The relevant divide that makes me far more critical than Klenk about the very idea of AI ethical advisors is the same divide that separates ancient and modern conceptions of ethics. I don’t know to which Klenk subscribes, but I would be surprised if he turned out not to be a Kantian deontologist or a Utilitarian. These modern (in a philosophical sense: they originated respectively in the 18th and 19th centuries) approaches are universalist in nature, that is, they assume that there are answers to moral questions that are applicable regardless of people, places, and situations. Moreover, modern moral philosophy is organized around the notion that the crucial question to ask is of the type: is action X right or wrong?

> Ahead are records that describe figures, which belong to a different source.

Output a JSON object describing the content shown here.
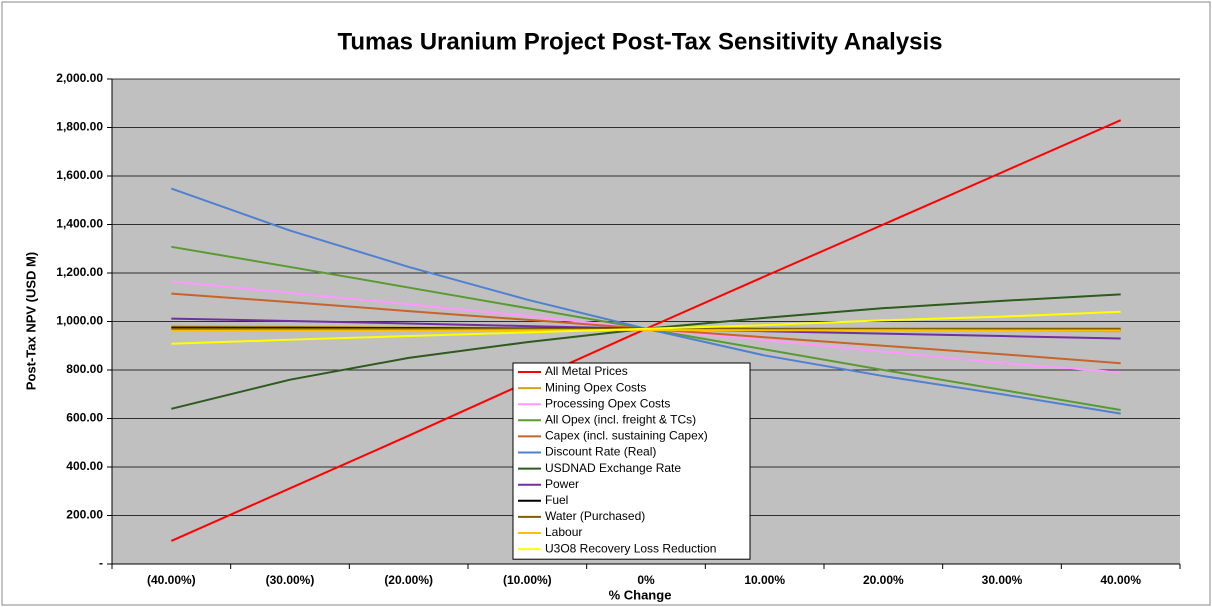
{
  "chart_data": {
    "type": "line",
    "title": "Tumas Uranium Project Post-Tax Sensitivity Analysis",
    "x_label": "% Change",
    "y_label": "Post-Tax NPV (USD M)",
    "categories": [
      "(40.00%)",
      "(30.00%)",
      "(20.00%)",
      "(10.00%)",
      "0%",
      "10.00%",
      "20.00%",
      "30.00%",
      "40.00%"
    ],
    "ylim": [
      0,
      2000
    ],
    "yticks": [
      {
        "value": 0,
        "label": "-"
      },
      {
        "value": 200,
        "label": "200.00"
      },
      {
        "value": 400,
        "label": "400.00"
      },
      {
        "value": 600,
        "label": "600.00"
      },
      {
        "value": 800,
        "label": "800.00"
      },
      {
        "value": 1000,
        "label": "1,000.00"
      },
      {
        "value": 1200,
        "label": "1,200.00"
      },
      {
        "value": 1400,
        "label": "1,400.00"
      },
      {
        "value": 1600,
        "label": "1,600.00"
      },
      {
        "value": 1800,
        "label": "1,800.00"
      },
      {
        "value": 2000,
        "label": "2,000.00"
      }
    ],
    "grid": true,
    "series": [
      {
        "name": "All Metal Prices",
        "color": "#ff0000",
        "values": [
          95,
          312,
          529,
          750,
          970,
          1186,
          1400,
          1615,
          1830
        ]
      },
      {
        "name": "Mining Opex Costs",
        "color": "#d4a017",
        "values": [
          980,
          978,
          975,
          973,
          970,
          968,
          965,
          963,
          960
        ]
      },
      {
        "name": "Processing Opex Costs",
        "color": "#ff99ff",
        "values": [
          1165,
          1118,
          1071,
          1023,
          970,
          923,
          876,
          829,
          790
        ]
      },
      {
        "name": "All Opex (incl. freight & TCs)",
        "color": "#5a9a32",
        "values": [
          1308,
          1225,
          1140,
          1055,
          970,
          885,
          800,
          718,
          635
        ]
      },
      {
        "name": "Capex (incl. sustaining Capex)",
        "color": "#c8642a",
        "values": [
          1115,
          1080,
          1043,
          1007,
          970,
          935,
          900,
          865,
          828
        ]
      },
      {
        "name": "Discount Rate (Real)",
        "color": "#4f81d0",
        "values": [
          1548,
          1375,
          1225,
          1090,
          970,
          860,
          775,
          700,
          620
        ]
      },
      {
        "name": "USDNAD Exchange Rate",
        "color": "#2e5a1e",
        "values": [
          640,
          760,
          850,
          915,
          970,
          1015,
          1055,
          1085,
          1112
        ]
      },
      {
        "name": "Power",
        "color": "#7030a0",
        "values": [
          1012,
          1002,
          992,
          981,
          970,
          960,
          950,
          940,
          930
        ]
      },
      {
        "name": "Fuel",
        "color": "#000000",
        "values": [
          975,
          974,
          973,
          971,
          970,
          969,
          968,
          966,
          965
        ]
      },
      {
        "name": "Water (Purchased)",
        "color": "#7f6000",
        "values": [
          970,
          970,
          970,
          970,
          970,
          970,
          970,
          970,
          970
        ]
      },
      {
        "name": "Labour",
        "color": "#ffc000",
        "values": [
          962,
          963,
          963,
          964,
          965,
          964,
          964,
          963,
          963
        ]
      },
      {
        "name": "U3O8 Recovery Loss Reduction",
        "color": "#ffff00",
        "values": [
          908,
          925,
          940,
          955,
          970,
          985,
          1005,
          1020,
          1040
        ]
      }
    ]
  }
}
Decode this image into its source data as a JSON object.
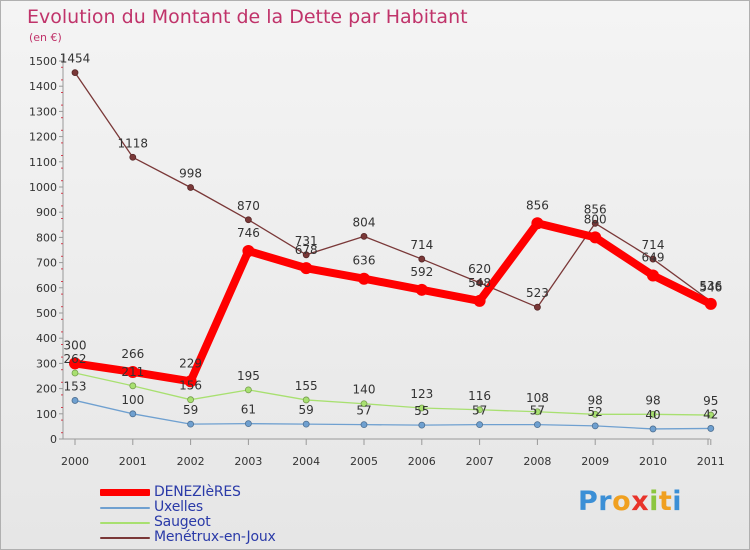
{
  "title": "Evolution du Montant de la Dette par Habitant",
  "subtitle": "(en €)",
  "brand": "Proxiti",
  "brand_colors": [
    "#3b8fd6",
    "#3b8fd6",
    "#f0a020",
    "#e8332a",
    "#8cc63f",
    "#f0a020",
    "#3b8fd6"
  ],
  "chart_data": {
    "type": "line",
    "title": "Evolution du Montant de la Dette par Habitant",
    "subtitle": "(en €)",
    "xlabel": "",
    "ylabel": "",
    "grid": false,
    "ylim": [
      0,
      1500
    ],
    "yticks": [
      0,
      100,
      200,
      300,
      400,
      500,
      600,
      700,
      800,
      900,
      1000,
      1100,
      1200,
      1300,
      1400,
      1500
    ],
    "categories": [
      "2000",
      "2001",
      "2002",
      "2003",
      "2004",
      "2005",
      "2006",
      "2007",
      "2008",
      "2009",
      "2010",
      "2011"
    ],
    "series": [
      {
        "name": "DENEZIèRES",
        "color": "#ff0000",
        "emphasis": true,
        "values": [
          300,
          266,
          229,
          746,
          678,
          636,
          592,
          548,
          856,
          800,
          649,
          536
        ]
      },
      {
        "name": "Uxelles",
        "color": "#6fa0d0",
        "emphasis": false,
        "values": [
          153,
          100,
          59,
          61,
          59,
          57,
          55,
          57,
          57,
          52,
          40,
          42
        ]
      },
      {
        "name": "Saugeot",
        "color": "#a8e070",
        "emphasis": false,
        "values": [
          262,
          211,
          156,
          195,
          155,
          140,
          123,
          116,
          108,
          98,
          98,
          95
        ]
      },
      {
        "name": "Menétrux-en-Joux",
        "color": "#7a3838",
        "emphasis": false,
        "values": [
          1454,
          1118,
          998,
          870,
          731,
          804,
          714,
          620,
          523,
          856,
          714,
          546
        ]
      }
    ]
  }
}
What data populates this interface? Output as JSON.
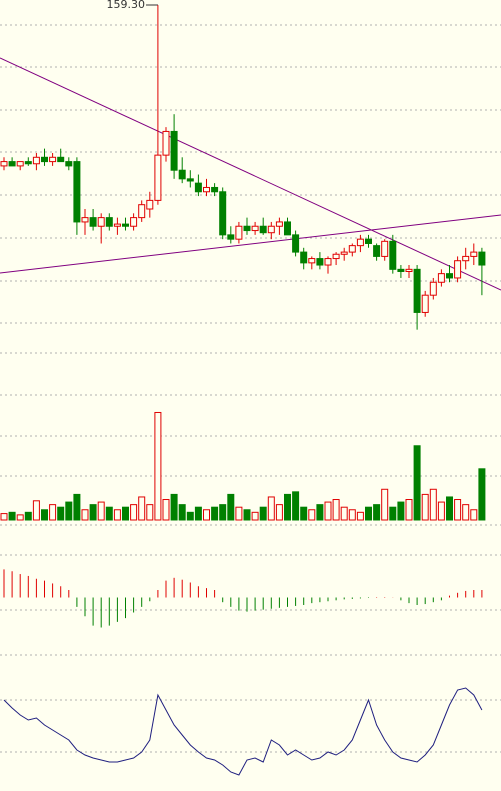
{
  "chart_data": {
    "type": "candlestick",
    "annotation": "159.30",
    "ylim": [
      70,
      160.5
    ],
    "open": [
      122,
      123,
      122,
      123,
      122.5,
      124,
      123,
      124,
      123,
      123,
      109,
      110,
      108,
      110,
      108,
      108.5,
      108,
      110,
      112,
      114,
      124.5,
      130,
      121,
      119,
      118,
      116,
      117,
      116,
      106,
      105,
      108,
      107,
      108,
      106.5,
      108,
      109,
      106,
      102,
      99.5,
      100.5,
      99,
      100.5,
      101.5,
      102,
      103.5,
      105,
      103.5,
      101,
      104.5,
      98,
      97.5,
      98,
      88,
      92,
      95,
      97,
      96,
      100,
      101,
      102
    ],
    "high": [
      124,
      124,
      123,
      124,
      125,
      126,
      125,
      126,
      124,
      124,
      112,
      112,
      111,
      111,
      110,
      110,
      111,
      114,
      116,
      159.3,
      131,
      134,
      124,
      121,
      120,
      119,
      118,
      117,
      108,
      109,
      110,
      109,
      110,
      109,
      110,
      110,
      107,
      103,
      101,
      102,
      101,
      102,
      103,
      104,
      106,
      106,
      104,
      105,
      106,
      99,
      99,
      99,
      93,
      96,
      98,
      99,
      101,
      103,
      104,
      103
    ],
    "low": [
      121,
      122,
      121,
      122,
      121,
      122,
      122,
      123,
      121,
      106,
      106,
      107,
      104,
      107,
      106,
      107,
      107,
      109,
      110,
      113,
      123,
      119,
      118,
      117,
      115,
      115,
      115,
      105,
      104,
      104,
      106,
      106,
      106,
      105,
      106,
      106,
      101,
      98,
      98,
      98,
      97,
      99,
      100,
      101,
      102,
      103,
      100,
      100,
      97,
      96,
      96,
      84,
      87,
      91,
      94,
      95,
      95,
      98,
      99,
      92
    ],
    "close": [
      123,
      122,
      123,
      122.5,
      124,
      123,
      124,
      123,
      122,
      109,
      110,
      108,
      110,
      108,
      108.5,
      108,
      110,
      113,
      114,
      124.5,
      130,
      121,
      119,
      118.5,
      116,
      117,
      116,
      106,
      105,
      108,
      107,
      108,
      106.5,
      108,
      109,
      106,
      102,
      99.5,
      100.5,
      99,
      100.5,
      101.5,
      102,
      103.5,
      105,
      104,
      101,
      104.5,
      98,
      97.5,
      98,
      88,
      92,
      95,
      97,
      96,
      100,
      101,
      102,
      99
    ],
    "volume": {
      "ylim": [
        0,
        100
      ],
      "values": [
        5,
        6,
        4,
        6,
        15,
        8,
        12,
        10,
        14,
        20,
        8,
        12,
        14,
        10,
        8,
        10,
        12,
        18,
        12,
        84,
        16,
        20,
        12,
        6,
        10,
        8,
        10,
        12,
        20,
        10,
        8,
        6,
        10,
        18,
        12,
        20,
        22,
        10,
        8,
        12,
        14,
        16,
        10,
        8,
        6,
        10,
        12,
        24,
        10,
        14,
        16,
        58,
        20,
        24,
        14,
        18,
        16,
        12,
        8,
        40
      ]
    },
    "macd": {
      "ylim": [
        -4,
        4
      ],
      "values": [
        3,
        2.8,
        2.5,
        2.3,
        2,
        1.8,
        1.5,
        1.2,
        0.8,
        -1,
        -2,
        -3,
        -3.2,
        -3,
        -2.6,
        -2.2,
        -1.6,
        -1,
        -0.4,
        0.8,
        1.8,
        2.1,
        1.9,
        1.6,
        1.2,
        1,
        0.8,
        -0.5,
        -1,
        -1.4,
        -1.5,
        -1.4,
        -1.3,
        -1.2,
        -1.1,
        -1,
        -0.9,
        -0.8,
        -0.6,
        -0.5,
        -0.4,
        -0.3,
        -0.2,
        -0.15,
        -0.1,
        -0.05,
        0.05,
        0.05,
        0.02,
        -0.3,
        -0.6,
        -0.8,
        -0.7,
        -0.5,
        -0.3,
        0.2,
        0.5,
        0.7,
        0.8,
        0.8
      ]
    },
    "kdj": {
      "ylim": [
        0,
        100
      ],
      "color": "#202080",
      "values": [
        80,
        72,
        65,
        60,
        62,
        55,
        50,
        45,
        40,
        30,
        25,
        22,
        20,
        18,
        18,
        20,
        22,
        28,
        40,
        85,
        70,
        55,
        45,
        35,
        28,
        22,
        20,
        15,
        8,
        5,
        20,
        22,
        18,
        40,
        35,
        25,
        30,
        25,
        20,
        22,
        28,
        25,
        30,
        40,
        60,
        80,
        55,
        40,
        28,
        22,
        20,
        18,
        25,
        35,
        55,
        75,
        90,
        92,
        85,
        70
      ]
    }
  }
}
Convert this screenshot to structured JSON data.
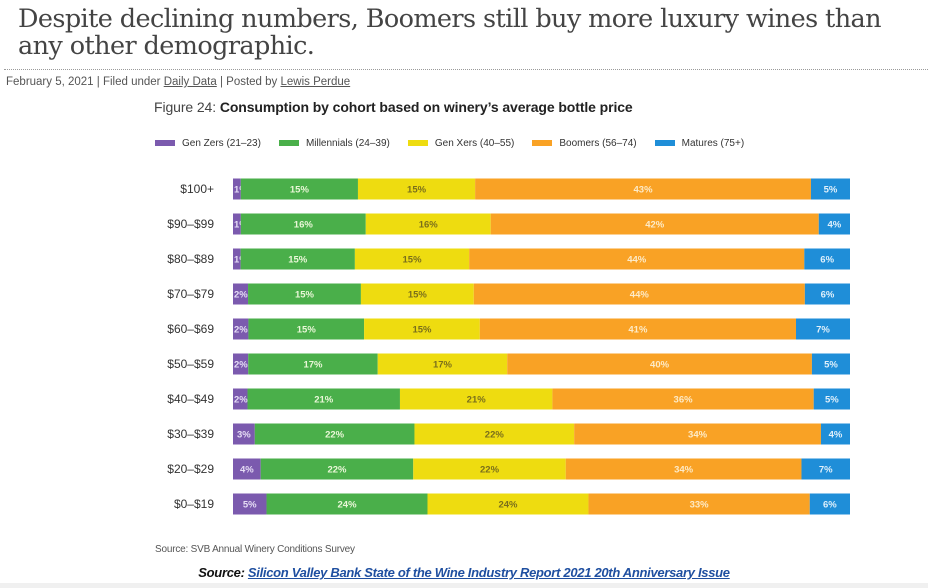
{
  "article": {
    "headline": "Despite declining numbers, Boomers still buy more luxury wines than any other demographic.",
    "date": "February 5, 2021",
    "filed_prefix": " | Filed under ",
    "category": "Daily Data",
    "posted_prefix": " | Posted by ",
    "author": "Lewis Perdue"
  },
  "figure": {
    "number_label": "Figure 24: ",
    "description": "Consumption by cohort based on winery’s average bottle price",
    "source_note": "Source: SVB Annual Winery Conditions Survey"
  },
  "footer": {
    "source_label": "Source: ",
    "source_link_text": "Silicon Valley Bank State of the Wine Industry Report 2021 20th Anniversary Issue"
  },
  "chart_data": {
    "type": "bar",
    "orientation": "horizontal",
    "stacked": true,
    "normalized": true,
    "title": "Figure 24: Consumption by cohort based on winery’s average bottle price",
    "xlabel": "",
    "ylabel": "",
    "legend_position": "top",
    "grid": false,
    "categories": [
      "$100+",
      "$90–$99",
      "$80–$89",
      "$70–$79",
      "$60–$69",
      "$50–$59",
      "$40–$49",
      "$30–$39",
      "$20–$29",
      "$0–$19"
    ],
    "series": [
      {
        "name": "Gen Zers (21–23)",
        "color": "#7b5aae",
        "label_color": "#e6ddf5",
        "values": [
          1,
          1,
          1,
          2,
          2,
          2,
          2,
          3,
          4,
          5
        ]
      },
      {
        "name": "Millennials (24–39)",
        "color": "#4aaf4a",
        "label_color": "#eaf7d8",
        "values": [
          15,
          16,
          15,
          15,
          15,
          17,
          21,
          22,
          22,
          24
        ]
      },
      {
        "name": "Gen Xers (40–55)",
        "color": "#eedc10",
        "label_color": "#7a6f1c",
        "values": [
          15,
          16,
          15,
          15,
          15,
          17,
          21,
          22,
          22,
          24
        ]
      },
      {
        "name": "Boomers (56–74)",
        "color": "#f9a225",
        "label_color": "#fdebc8",
        "values": [
          43,
          42,
          44,
          44,
          41,
          40,
          36,
          34,
          34,
          33
        ]
      },
      {
        "name": "Matures (75+)",
        "color": "#1f8ed8",
        "label_color": "#e0f0fb",
        "values": [
          5,
          4,
          6,
          6,
          7,
          5,
          5,
          4,
          7,
          6
        ]
      }
    ],
    "value_suffix": "%",
    "source": "Source: SVB Annual Winery Conditions Survey"
  }
}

Contrast this with the ancient Greco-Roman approach known as virtue ethics, which has made a most welcome comeback of late both inside and out of the walls of academia. Virtue ethics, of which Stoicism is one example, is situational: the very same action could turn out to be virtuous or not, depending on the circumstances and, crucially, the motivation of the actor. Say, for instance, that next Sunday I volunteer at the local soup kitchen. Is this the right thing to do? Deontologists would say yes, because it is the sort of behavior that we would wish to be universal. The world would be a better place if everyone volunteered some of their time to help others. A Utilitarian would agree, but for different reasons: my help in the kitchen will increase people’s happiness and decrease their level of pain or suffering.
But in virtue ethics it also matters why I am volunteering in the first place: if I do it motivated by genuine concern for my fellow human beings, then the action is virtuous. But if I do it because I need a line about community outreach in my resume, so that I can apply for a new job, then the action is not virtuous, even though it may be beneficial to others.
Crucially, then, virtue ethics shifts the focus from the action considered in isolation to the character of the moral actor. Ultimately, the appropriate question is not “is X right or wrong?” but “is X improving or undermining my character, is it making me a better or worse person?”
And that’s why AI-based ethical advice is out of the question for the virtue ethicist: if I simply follow what an app tells me, I am not actively working on my character, I’m just content to mindlessly check “X is right” boxes. That’s unethical, because it diminishes my own worth as a human being.